We refer to cells as sensors for this purpose, and when there is a demand for growth, and the cells detect that conditions are just right, they switch on the cellular machinery that provides the building blocks for new cells and tissues. The sensing function works because of receptors attached to the outside of the cell that generate a message that travels to the inside of the cell. The “wires” that telegraph these messages are in fact molecules that link with one another. At the heart of this interaction is a molecule called mTOR, and when it is linked with its partners, it is called mTORC1.
How can mTORC1 send a signal?
Much work has focused on the messages that stimulate the formation of mTORC1, and one key element is the amount of the essential amino acid, leucine, that is present in the circulation. Leucine is a key indicator of amino acid “status”, and there are therefore specific receptors that cells use to detect levels of leucine (1). However, the effect that mTORC1 has on other molecules that control the sensor function and complete the messaging system are still emerging.
The missing link
A new study by Robitaille and colleagues from the University of Basel (2) has provided a major step forward in understanding this system. Robitaille et al. used a combination of test tube analysis and laboratory mouse model systems to find the molecules that were activated by mTORC1. First, they identified 1398 proteins that were affected by mTORC1 and then applied a computer-based method to aid some excellent detective work. Just like Sherlock Holmes, they came up with a brilliant deduction! There were groups of phosphoproteins that had not been previously observed, and when they followed the trail of interactions, it provided the missing link to a molecule called CAD. This link we now know plugs the mTORC1 complex into two well-known anabolic mechanisms known as the “de novo pyrimidine synthesis pathway” and the “pentose phosphate pathway”. In other words, mTORC1 initiates the cell’s instructions for making things needed for growth. Interestingly, these are biochemical pathways that we recognise from studies of mammary gland biology and lactation (3-5). By making this connection, Robitaille and colleagues have solved a riddle and for the first time connected nutrient sensing to the switch to anabolic capacity in cells.
Why is this important?
Both maternal and neonatal factors are crucial for the immediate healthy growth of the newborn, and what is becoming abundantly clear is that nutrient quantity and quality during neonatal growth has an impact on lifetime health. The anabolic switch is a key regulator of neonatal growth. Furthermore, the mammary gland itself depends on anabolic growth to achieve a level of production that can generate adequate amounts of milk. Evolutionary determinants of milk composition have provided a tuned and balanced nutrient source for regulating the anabolic switch.

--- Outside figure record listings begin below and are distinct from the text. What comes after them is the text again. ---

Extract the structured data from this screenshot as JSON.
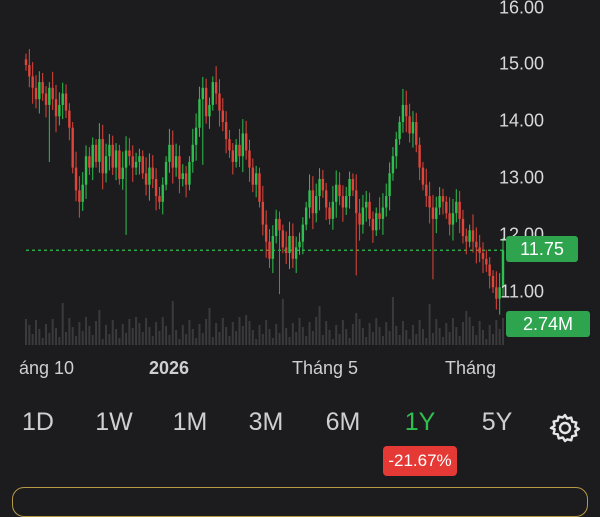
{
  "chart": {
    "y_ticks": [
      "16.00",
      "15.00",
      "14.00",
      "13.00",
      "12.00",
      "11.00"
    ],
    "y_tick_values": [
      16,
      15,
      14,
      13,
      12,
      11
    ],
    "x_ticks": [
      "áng 10",
      "2026",
      "Tháng 5",
      "Tháng"
    ],
    "current_price_label": "11.75",
    "current_price": 11.75,
    "volume_label": "2.74M",
    "colors": {
      "up": "#2ec04f",
      "down": "#e0453a",
      "price_line": "#2ec04f"
    }
  },
  "chart_data": {
    "type": "candlestick",
    "y_range": [
      10.5,
      16.2
    ],
    "closes": [
      15.0,
      14.8,
      14.6,
      14.4,
      14.7,
      14.5,
      14.3,
      14.6,
      14.4,
      14.1,
      14.3,
      14.5,
      14.2,
      13.9,
      13.2,
      12.8,
      12.6,
      12.9,
      13.4,
      13.2,
      13.6,
      13.3,
      13.7,
      13.1,
      13.4,
      13.6,
      13.2,
      13.5,
      13.0,
      13.2,
      13.5,
      13.4,
      13.2,
      13.3,
      13.4,
      13.1,
      12.9,
      13.2,
      13.0,
      12.7,
      12.6,
      12.9,
      13.3,
      13.6,
      13.2,
      13.4,
      13.0,
      13.1,
      12.9,
      13.3,
      13.6,
      13.9,
      14.4,
      14.6,
      14.1,
      14.3,
      14.7,
      14.5,
      14.2,
      14.0,
      13.7,
      13.5,
      13.3,
      13.6,
      13.4,
      13.8,
      13.5,
      13.2,
      12.9,
      13.1,
      12.6,
      12.2,
      11.9,
      11.6,
      12.0,
      12.3,
      12.1,
      11.8,
      11.7,
      12.0,
      11.6,
      11.8,
      11.9,
      12.2,
      12.5,
      12.8,
      12.4,
      12.7,
      13.0,
      12.8,
      12.5,
      12.3,
      12.6,
      12.9,
      12.7,
      12.5,
      12.7,
      13.0,
      12.8,
      12.4,
      12.2,
      12.5,
      12.6,
      12.3,
      12.1,
      12.4,
      12.3,
      12.5,
      12.7,
      13.1,
      13.4,
      13.7,
      14.0,
      14.3,
      14.1,
      13.8,
      14.0,
      13.6,
      13.2,
      12.9,
      12.7,
      12.5,
      12.3,
      12.5,
      12.7,
      12.6,
      12.4,
      12.2,
      12.4,
      12.6,
      12.3,
      12.0,
      11.9,
      12.1,
      11.9,
      11.8,
      11.7,
      11.6,
      11.5,
      11.3,
      11.1,
      10.9,
      11.1,
      11.75
    ],
    "current_price": 11.75
  },
  "ranges": [
    {
      "label": "1D",
      "active": false
    },
    {
      "label": "1W",
      "active": false
    },
    {
      "label": "1M",
      "active": false
    },
    {
      "label": "3M",
      "active": false
    },
    {
      "label": "6M",
      "active": false
    },
    {
      "label": "1Y",
      "active": true
    },
    {
      "label": "5Y",
      "active": false
    }
  ],
  "change_pct": "-21.67%",
  "icons": {
    "settings": "gear-icon"
  }
}
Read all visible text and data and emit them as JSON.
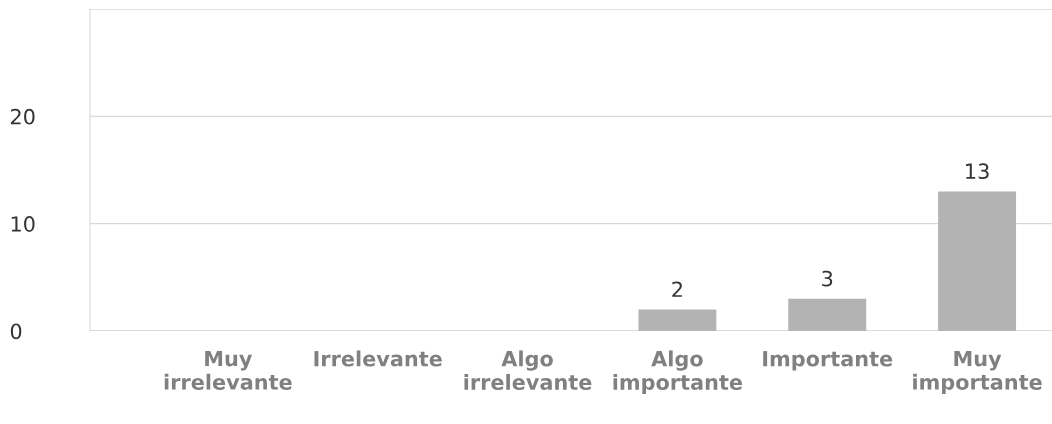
{
  "chart_data": {
    "type": "bar",
    "categories": [
      "Muy\nirrelevante",
      "Irrelevante",
      "Algo\nirrelevante",
      "Algo\nimportante",
      "Importante",
      "Muy\nimportante"
    ],
    "values": [
      0,
      0,
      0,
      2,
      3,
      13
    ],
    "value_labels": [
      null,
      null,
      null,
      "2",
      "3",
      "13"
    ],
    "color": "#b3b3b3",
    "ylim": [
      0,
      30
    ],
    "yticks": [
      0,
      10,
      20,
      {
        "value": 30,
        "label": null
      }
    ],
    "grid": "y",
    "legend": false
  }
}
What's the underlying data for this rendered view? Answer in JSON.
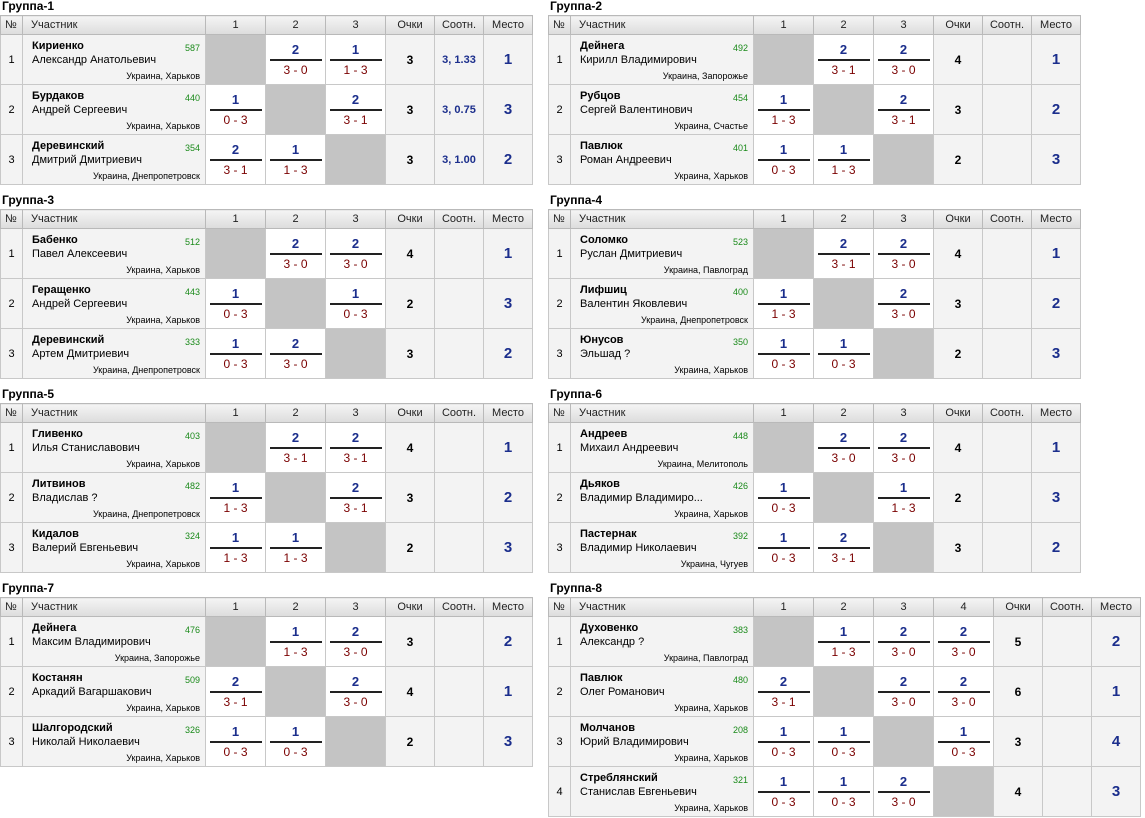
{
  "headers": {
    "num": "№",
    "participant": "Участник",
    "points": "Очки",
    "ratio": "Соотн.",
    "place": "Место"
  },
  "groups": [
    {
      "title": "Группа-1",
      "players": [
        {
          "n": "1",
          "surname": "Кириенко",
          "name": "Александр Анатольевич",
          "rating": "587",
          "city": "Украина, Харьков",
          "cells": [
            null,
            {
              "w": "2",
              "s": "3 - 0"
            },
            {
              "w": "1",
              "s": "1 - 3"
            }
          ],
          "points": "3",
          "ratio": "3, 1.33",
          "place": "1"
        },
        {
          "n": "2",
          "surname": "Бурдаков",
          "name": "Андрей Сергеевич",
          "rating": "440",
          "city": "Украина, Харьков",
          "cells": [
            {
              "w": "1",
              "s": "0 - 3"
            },
            null,
            {
              "w": "2",
              "s": "3 - 1"
            }
          ],
          "points": "3",
          "ratio": "3, 0.75",
          "place": "3"
        },
        {
          "n": "3",
          "surname": "Деревинский",
          "name": "Дмитрий Дмитриевич",
          "rating": "354",
          "city": "Украина, Днепропетровск",
          "cells": [
            {
              "w": "2",
              "s": "3 - 1"
            },
            {
              "w": "1",
              "s": "1 - 3"
            },
            null
          ],
          "points": "3",
          "ratio": "3, 1.00",
          "place": "2"
        }
      ]
    },
    {
      "title": "Группа-2",
      "players": [
        {
          "n": "1",
          "surname": "Дейнега",
          "name": "Кирилл Владимирович",
          "rating": "492",
          "city": "Украина, Запорожье",
          "cells": [
            null,
            {
              "w": "2",
              "s": "3 - 1"
            },
            {
              "w": "2",
              "s": "3 - 0"
            }
          ],
          "points": "4",
          "ratio": "",
          "place": "1"
        },
        {
          "n": "2",
          "surname": "Рубцов",
          "name": "Сергей Валентинович",
          "rating": "454",
          "city": "Украина, Счастье",
          "cells": [
            {
              "w": "1",
              "s": "1 - 3"
            },
            null,
            {
              "w": "2",
              "s": "3 - 1"
            }
          ],
          "points": "3",
          "ratio": "",
          "place": "2"
        },
        {
          "n": "3",
          "surname": "Павлюк",
          "name": "Роман Андреевич",
          "rating": "401",
          "city": "Украина, Харьков",
          "cells": [
            {
              "w": "1",
              "s": "0 - 3"
            },
            {
              "w": "1",
              "s": "1 - 3"
            },
            null
          ],
          "points": "2",
          "ratio": "",
          "place": "3"
        }
      ]
    },
    {
      "title": "Группа-3",
      "players": [
        {
          "n": "1",
          "surname": "Бабенко",
          "name": "Павел Алексеевич",
          "rating": "512",
          "city": "Украина, Харьков",
          "cells": [
            null,
            {
              "w": "2",
              "s": "3 - 0"
            },
            {
              "w": "2",
              "s": "3 - 0"
            }
          ],
          "points": "4",
          "ratio": "",
          "place": "1"
        },
        {
          "n": "2",
          "surname": "Геращенко",
          "name": "Андрей Сергеевич",
          "rating": "443",
          "city": "Украина, Харьков",
          "cells": [
            {
              "w": "1",
              "s": "0 - 3"
            },
            null,
            {
              "w": "1",
              "s": "0 - 3"
            }
          ],
          "points": "2",
          "ratio": "",
          "place": "3"
        },
        {
          "n": "3",
          "surname": "Деревинский",
          "name": "Артем Дмитриевич",
          "rating": "333",
          "city": "Украина, Днепропетровск",
          "cells": [
            {
              "w": "1",
              "s": "0 - 3"
            },
            {
              "w": "2",
              "s": "3 - 0"
            },
            null
          ],
          "points": "3",
          "ratio": "",
          "place": "2"
        }
      ]
    },
    {
      "title": "Группа-4",
      "players": [
        {
          "n": "1",
          "surname": "Соломко",
          "name": "Руслан Дмитриевич",
          "rating": "523",
          "city": "Украина, Павлоград",
          "cells": [
            null,
            {
              "w": "2",
              "s": "3 - 1"
            },
            {
              "w": "2",
              "s": "3 - 0"
            }
          ],
          "points": "4",
          "ratio": "",
          "place": "1"
        },
        {
          "n": "2",
          "surname": "Лифшиц",
          "name": "Валентин Яковлевич",
          "rating": "400",
          "city": "Украина, Днепропетровск",
          "cells": [
            {
              "w": "1",
              "s": "1 - 3"
            },
            null,
            {
              "w": "2",
              "s": "3 - 0"
            }
          ],
          "points": "3",
          "ratio": "",
          "place": "2"
        },
        {
          "n": "3",
          "surname": "Юнусов",
          "name": "Эльшад ?",
          "rating": "350",
          "city": "Украина, Харьков",
          "cells": [
            {
              "w": "1",
              "s": "0 - 3"
            },
            {
              "w": "1",
              "s": "0 - 3"
            },
            null
          ],
          "points": "2",
          "ratio": "",
          "place": "3"
        }
      ]
    },
    {
      "title": "Группа-5",
      "players": [
        {
          "n": "1",
          "surname": "Гливенко",
          "name": "Илья Станиславович",
          "rating": "403",
          "city": "Украина, Харьков",
          "cells": [
            null,
            {
              "w": "2",
              "s": "3 - 1"
            },
            {
              "w": "2",
              "s": "3 - 1"
            }
          ],
          "points": "4",
          "ratio": "",
          "place": "1"
        },
        {
          "n": "2",
          "surname": "Литвинов",
          "name": "Владислав ?",
          "rating": "482",
          "city": "Украина, Днепропетровск",
          "cells": [
            {
              "w": "1",
              "s": "1 - 3"
            },
            null,
            {
              "w": "2",
              "s": "3 - 1"
            }
          ],
          "points": "3",
          "ratio": "",
          "place": "2"
        },
        {
          "n": "3",
          "surname": "Кидалов",
          "name": "Валерий Евгеньевич",
          "rating": "324",
          "city": "Украина, Харьков",
          "cells": [
            {
              "w": "1",
              "s": "1 - 3"
            },
            {
              "w": "1",
              "s": "1 - 3"
            },
            null
          ],
          "points": "2",
          "ratio": "",
          "place": "3"
        }
      ]
    },
    {
      "title": "Группа-6",
      "players": [
        {
          "n": "1",
          "surname": "Андреев",
          "name": "Михаил Андреевич",
          "rating": "448",
          "city": "Украина, Мелитополь",
          "cells": [
            null,
            {
              "w": "2",
              "s": "3 - 0"
            },
            {
              "w": "2",
              "s": "3 - 0"
            }
          ],
          "points": "4",
          "ratio": "",
          "place": "1"
        },
        {
          "n": "2",
          "surname": "Дьяков",
          "name": "Владимир Владимиро...",
          "rating": "426",
          "city": "Украина, Харьков",
          "cells": [
            {
              "w": "1",
              "s": "0 - 3"
            },
            null,
            {
              "w": "1",
              "s": "1 - 3"
            }
          ],
          "points": "2",
          "ratio": "",
          "place": "3"
        },
        {
          "n": "3",
          "surname": "Пастернак",
          "name": "Владимир Николаевич",
          "rating": "392",
          "city": "Украина, Чугуев",
          "cells": [
            {
              "w": "1",
              "s": "0 - 3"
            },
            {
              "w": "2",
              "s": "3 - 1"
            },
            null
          ],
          "points": "3",
          "ratio": "",
          "place": "2"
        }
      ]
    },
    {
      "title": "Группа-7",
      "players": [
        {
          "n": "1",
          "surname": "Дейнега",
          "name": "Максим Владимирович",
          "rating": "476",
          "city": "Украина, Запорожье",
          "cells": [
            null,
            {
              "w": "1",
              "s": "1 - 3"
            },
            {
              "w": "2",
              "s": "3 - 0"
            }
          ],
          "points": "3",
          "ratio": "",
          "place": "2"
        },
        {
          "n": "2",
          "surname": "Костанян",
          "name": "Аркадий Вагаршакович",
          "rating": "509",
          "city": "Украина, Харьков",
          "cells": [
            {
              "w": "2",
              "s": "3 - 1"
            },
            null,
            {
              "w": "2",
              "s": "3 - 0"
            }
          ],
          "points": "4",
          "ratio": "",
          "place": "1"
        },
        {
          "n": "3",
          "surname": "Шалгородский",
          "name": "Николай Николаевич",
          "rating": "326",
          "city": "Украина, Харьков",
          "cells": [
            {
              "w": "1",
              "s": "0 - 3"
            },
            {
              "w": "1",
              "s": "0 - 3"
            },
            null
          ],
          "points": "2",
          "ratio": "",
          "place": "3"
        }
      ]
    },
    {
      "title": "Группа-8",
      "players": [
        {
          "n": "1",
          "surname": "Духовенко",
          "name": "Александр ?",
          "rating": "383",
          "city": "Украина, Павлоград",
          "cells": [
            null,
            {
              "w": "1",
              "s": "1 - 3"
            },
            {
              "w": "2",
              "s": "3 - 0"
            },
            {
              "w": "2",
              "s": "3 - 0"
            }
          ],
          "points": "5",
          "ratio": "",
          "place": "2"
        },
        {
          "n": "2",
          "surname": "Павлюк",
          "name": "Олег Романович",
          "rating": "480",
          "city": "Украина, Харьков",
          "cells": [
            {
              "w": "2",
              "s": "3 - 1"
            },
            null,
            {
              "w": "2",
              "s": "3 - 0"
            },
            {
              "w": "2",
              "s": "3 - 0"
            }
          ],
          "points": "6",
          "ratio": "",
          "place": "1"
        },
        {
          "n": "3",
          "surname": "Молчанов",
          "name": "Юрий Владимирович",
          "rating": "208",
          "city": "Украина, Харьков",
          "cells": [
            {
              "w": "1",
              "s": "0 - 3"
            },
            {
              "w": "1",
              "s": "0 - 3"
            },
            null,
            {
              "w": "1",
              "s": "0 - 3"
            }
          ],
          "points": "3",
          "ratio": "",
          "place": "4"
        },
        {
          "n": "4",
          "surname": "Стреблянский",
          "name": "Станислав Евгеньевич",
          "rating": "321",
          "city": "Украина, Харьков",
          "cells": [
            {
              "w": "1",
              "s": "0 - 3"
            },
            {
              "w": "1",
              "s": "0 - 3"
            },
            {
              "w": "2",
              "s": "3 - 0"
            },
            null
          ],
          "points": "4",
          "ratio": "",
          "place": "3"
        }
      ]
    }
  ]
}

The groundwork has been completed for us to find ways to monitor the cellular proteins at the centre of these events. The development of this approach will provide an efficient tool to measure the health impact of milk.
References
1. Dodd KM & Tee AR. (2012) Leucine and mTORC1: a complex relationship. Am J Physiol Endocrinol Metab 302: E1329-E1342.
2. Robitaille AM, Christen S, Shimobayashi M, Cornu M, Fava LL, Moes S, Prescianotto-Baschong C et al. (2013) Quantitative phosphoproteomics reveal mTORC1 activates de novo pyrimidine synthesis. Science 339: 1320-1323.
3. Lemay DG, Lynn DJ, Martin WF, Neville MC, Casey TM, Rincon G, Kriventseva EV et al. (2009) The bovine lactation genome: insights into the evolution of mammalian milk. Genome Biol 10: R43.
4. Rudolph MC, Russell TD, Webb P, Neville MC, Anderson SM. (2011) Prolactin-mediated regulation of lipid biosynthesis genes in vivo in the lactating mammary epithelial cell. Am J Physiol Endocrinol Metab 300: E1059-E1068.
5. Wei J, Ramanathan P, Martin IC, Moran C, Taylor RM, Williamson P. (2013) Identification of gene sets and pathways associated with lactation performance in mice. Physiol Genomics 45:171-181.